Now, one of the responsible parties, Apex Oil Company Inc., has been ordered to remediate the soil and groundwater contamination from its former refinery operations in Hartford.
In a decision issued Monday, Chief Judge David Herndon of the U.S. District Court for the Southern District of Illinois ordered Apex to clean up the contamination, at an expected cost of at least $150 million.
The court's decision is based on evidence presented at a five week trial in January and February 2008 in a lawsuit filed by the U.S. Justice Department and U.S. Environmental Protection Agency.
The soil and groundwater beneath the Village of Hartford has been contaminated with more than four million gallons of leaded gasoline and other petroleum products.
Gazebo surrounded by homes in Hartford, Illinois (Photo courtesy CAHS)
The community of about 1,500 residents is located 15 miles north of downtown St. Louis, Missouri on the Mississippi River. The confluence of the Missouri and Mississippi rivers is just south of the village limits.
During the period 1967 through 1988, Apex Oil's legal predecessor, Clark Oil and Refining Corp., released gasoline that commingled with other responsible parties' releases and resulted in the large plume of refined petroleum substances beneath Hartford.
The evidence showed that the pollution amounts to an "imminent and substantial endangerment" to human health and the environment under the federal waste management law, known as the Resource Conservation and Recovery Act, RCRA.

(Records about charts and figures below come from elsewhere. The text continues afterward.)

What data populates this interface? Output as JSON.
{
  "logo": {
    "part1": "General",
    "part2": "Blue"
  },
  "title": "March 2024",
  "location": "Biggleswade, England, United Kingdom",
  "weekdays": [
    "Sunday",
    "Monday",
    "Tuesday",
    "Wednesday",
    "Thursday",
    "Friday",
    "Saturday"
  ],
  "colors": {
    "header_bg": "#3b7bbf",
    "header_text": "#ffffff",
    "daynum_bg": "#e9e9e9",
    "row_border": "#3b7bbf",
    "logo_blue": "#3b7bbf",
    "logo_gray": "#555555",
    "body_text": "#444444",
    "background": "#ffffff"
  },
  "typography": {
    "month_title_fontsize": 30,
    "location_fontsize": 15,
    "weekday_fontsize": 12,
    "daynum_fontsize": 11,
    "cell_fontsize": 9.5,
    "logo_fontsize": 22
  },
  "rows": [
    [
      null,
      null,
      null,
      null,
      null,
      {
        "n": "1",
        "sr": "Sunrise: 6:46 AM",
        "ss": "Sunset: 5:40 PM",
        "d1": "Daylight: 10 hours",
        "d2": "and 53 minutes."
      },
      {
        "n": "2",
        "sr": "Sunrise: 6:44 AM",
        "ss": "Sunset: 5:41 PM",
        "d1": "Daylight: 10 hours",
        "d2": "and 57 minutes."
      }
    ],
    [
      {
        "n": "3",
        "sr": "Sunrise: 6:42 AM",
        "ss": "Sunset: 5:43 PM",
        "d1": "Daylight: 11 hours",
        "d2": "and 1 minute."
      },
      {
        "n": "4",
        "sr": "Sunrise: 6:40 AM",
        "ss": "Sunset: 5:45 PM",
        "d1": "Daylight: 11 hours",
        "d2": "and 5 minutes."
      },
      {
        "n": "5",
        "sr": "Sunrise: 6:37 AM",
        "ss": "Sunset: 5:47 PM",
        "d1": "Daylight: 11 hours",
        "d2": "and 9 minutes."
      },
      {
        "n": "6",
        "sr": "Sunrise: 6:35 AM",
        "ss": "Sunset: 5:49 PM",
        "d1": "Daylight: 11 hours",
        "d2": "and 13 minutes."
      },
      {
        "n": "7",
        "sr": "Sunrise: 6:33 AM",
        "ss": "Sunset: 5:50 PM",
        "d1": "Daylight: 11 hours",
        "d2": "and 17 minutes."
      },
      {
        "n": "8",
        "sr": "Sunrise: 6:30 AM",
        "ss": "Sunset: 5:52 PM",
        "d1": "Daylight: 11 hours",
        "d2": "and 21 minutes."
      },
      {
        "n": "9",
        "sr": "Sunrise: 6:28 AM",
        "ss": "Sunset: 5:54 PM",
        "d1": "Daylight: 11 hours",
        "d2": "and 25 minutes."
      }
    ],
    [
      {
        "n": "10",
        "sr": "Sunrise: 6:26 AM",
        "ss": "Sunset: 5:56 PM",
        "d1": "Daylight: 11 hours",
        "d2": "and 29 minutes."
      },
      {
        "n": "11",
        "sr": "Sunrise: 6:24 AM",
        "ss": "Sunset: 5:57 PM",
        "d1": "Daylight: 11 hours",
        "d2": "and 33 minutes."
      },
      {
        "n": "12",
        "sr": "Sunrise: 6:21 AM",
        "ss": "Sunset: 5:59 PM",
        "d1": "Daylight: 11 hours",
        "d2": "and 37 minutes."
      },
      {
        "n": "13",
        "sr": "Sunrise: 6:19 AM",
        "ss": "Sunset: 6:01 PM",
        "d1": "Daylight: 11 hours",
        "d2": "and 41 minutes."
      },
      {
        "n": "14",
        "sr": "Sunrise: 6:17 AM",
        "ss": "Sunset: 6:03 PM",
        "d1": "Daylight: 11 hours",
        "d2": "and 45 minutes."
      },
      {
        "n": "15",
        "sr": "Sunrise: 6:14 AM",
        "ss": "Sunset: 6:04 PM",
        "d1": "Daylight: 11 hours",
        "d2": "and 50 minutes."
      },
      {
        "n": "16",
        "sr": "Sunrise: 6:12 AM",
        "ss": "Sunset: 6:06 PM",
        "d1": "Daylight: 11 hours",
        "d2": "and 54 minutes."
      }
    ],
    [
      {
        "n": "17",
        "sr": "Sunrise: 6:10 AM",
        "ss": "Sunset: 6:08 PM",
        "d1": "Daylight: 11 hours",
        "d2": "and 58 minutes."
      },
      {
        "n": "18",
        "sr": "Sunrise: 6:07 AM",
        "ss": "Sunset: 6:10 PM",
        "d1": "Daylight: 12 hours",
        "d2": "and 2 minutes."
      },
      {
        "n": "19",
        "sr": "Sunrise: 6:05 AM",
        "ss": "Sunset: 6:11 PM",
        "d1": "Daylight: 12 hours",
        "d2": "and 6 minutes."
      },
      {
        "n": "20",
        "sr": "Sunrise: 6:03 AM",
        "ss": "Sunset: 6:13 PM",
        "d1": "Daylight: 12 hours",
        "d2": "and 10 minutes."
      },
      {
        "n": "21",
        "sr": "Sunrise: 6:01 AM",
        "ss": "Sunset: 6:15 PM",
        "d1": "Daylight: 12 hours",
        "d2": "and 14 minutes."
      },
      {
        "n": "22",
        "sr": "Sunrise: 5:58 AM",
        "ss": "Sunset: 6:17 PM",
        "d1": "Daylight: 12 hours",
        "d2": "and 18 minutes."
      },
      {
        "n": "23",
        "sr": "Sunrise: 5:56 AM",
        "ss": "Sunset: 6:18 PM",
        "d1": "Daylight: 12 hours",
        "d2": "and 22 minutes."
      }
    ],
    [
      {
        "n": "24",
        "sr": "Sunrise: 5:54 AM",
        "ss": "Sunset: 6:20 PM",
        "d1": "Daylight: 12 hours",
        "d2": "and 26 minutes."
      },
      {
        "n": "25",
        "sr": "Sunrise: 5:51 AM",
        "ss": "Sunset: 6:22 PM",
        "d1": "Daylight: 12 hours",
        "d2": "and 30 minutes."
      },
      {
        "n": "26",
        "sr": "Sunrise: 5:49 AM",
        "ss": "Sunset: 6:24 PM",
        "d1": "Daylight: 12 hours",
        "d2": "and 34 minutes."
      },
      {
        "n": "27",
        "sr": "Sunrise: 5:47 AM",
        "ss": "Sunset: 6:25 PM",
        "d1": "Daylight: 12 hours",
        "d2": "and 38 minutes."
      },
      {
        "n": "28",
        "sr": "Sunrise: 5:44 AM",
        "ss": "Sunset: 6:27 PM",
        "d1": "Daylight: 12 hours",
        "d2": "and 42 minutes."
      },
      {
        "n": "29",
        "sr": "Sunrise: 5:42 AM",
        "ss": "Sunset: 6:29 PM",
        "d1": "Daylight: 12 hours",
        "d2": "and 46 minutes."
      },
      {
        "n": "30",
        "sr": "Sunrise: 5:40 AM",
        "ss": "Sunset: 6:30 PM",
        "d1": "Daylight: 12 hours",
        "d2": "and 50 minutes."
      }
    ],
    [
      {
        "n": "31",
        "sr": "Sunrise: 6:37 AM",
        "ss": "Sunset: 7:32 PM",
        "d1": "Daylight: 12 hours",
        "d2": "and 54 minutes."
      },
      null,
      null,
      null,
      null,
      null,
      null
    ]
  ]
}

At the government's request, Judge Herndon ordered Apex to begin work promptly on the final soil and groundwater remedy for Hartford, in accordance with a formal cleanup plan that has already been approved by the EPA.
The cleanup plan will require installation of an extensive liquid and vapor extraction system to remove and treat petroleum hydrocarbon contamination that the EPA says "is smeared into soils and floating atop the groundwater beneath the village."
Preliminary cleanup work in Hartford began under a 2004 agreement that EPA negotiated with four other oil companies Shell Oil, Valero Energy, BP Amoco and Sinclair Oil.
The Justice Department filed suit against Apex Oil in 2005 after the company refused to assist with that cleanup effort.
Apex Oil refused to enter into the agreement, arguing that its 1988 bankruptcy discharged any liability it may have had related to the site.
Earlier in the litigation, the United States won a ruling that injunctive relief under Section 7003 of RCRA is not a “claim” within the bankruptcy meaning of that term.
Apex Oil currently operates as a privately-owned oil trading firm, headquartered in Clayton, Missouri.
Although the other oil companies that contributed to the contamination were not named as defendants in the government's lawsuit against Apex Oil, the judge's ruling against Apex makes clear that it does not relieve those other companies of their joint responsibility for all remaining cleanup work, including ongoing work required under their 2004 agreement with the EPA.
"This court ruling represents a victory for the environment and for the people of Hartford," said Ronald Tenpas, Assistant Attorney General for the Justice Department's Environment and Natural Resources Division. "It requires a major polluter to clean up the mess it made, and dedicated professionals from EPA will oversee the project."
On July 21, the Village of Hartford filed suit against numerous parties concerning the underground plume. Filed in Madison County Circuit Court, the lawsuit claims the contamination has diminished property values and raised the costs of providing clean water and other services.
The suit claims the plume has damaged the sanitary sewers and increased the expense of water treatment.
The Village also claims that the leaks that created the plume have soaked into the soil and continue to leak into the groundwater.
The suit claims a vapor recovery system installed by refiner Premcor in the 1990s has not functioned as intended. Premcor was acquired by Valero in April 2005.
The Hartford Village lawsuit follows a settlement agreement in which two of the refiners agreed to pay a total of $16 million to various plaintiffs in a class action case that has been ongoing for five years.
The plaintiff residents sought damages for loss of property value, loss of enjoyment and use of their property and for possible medical expenses.
Only two of the defendants, Equilon and Premcor, now Valero, have agreed to settle. Cases against several other refiners and cases of individuals against various defendants are pending.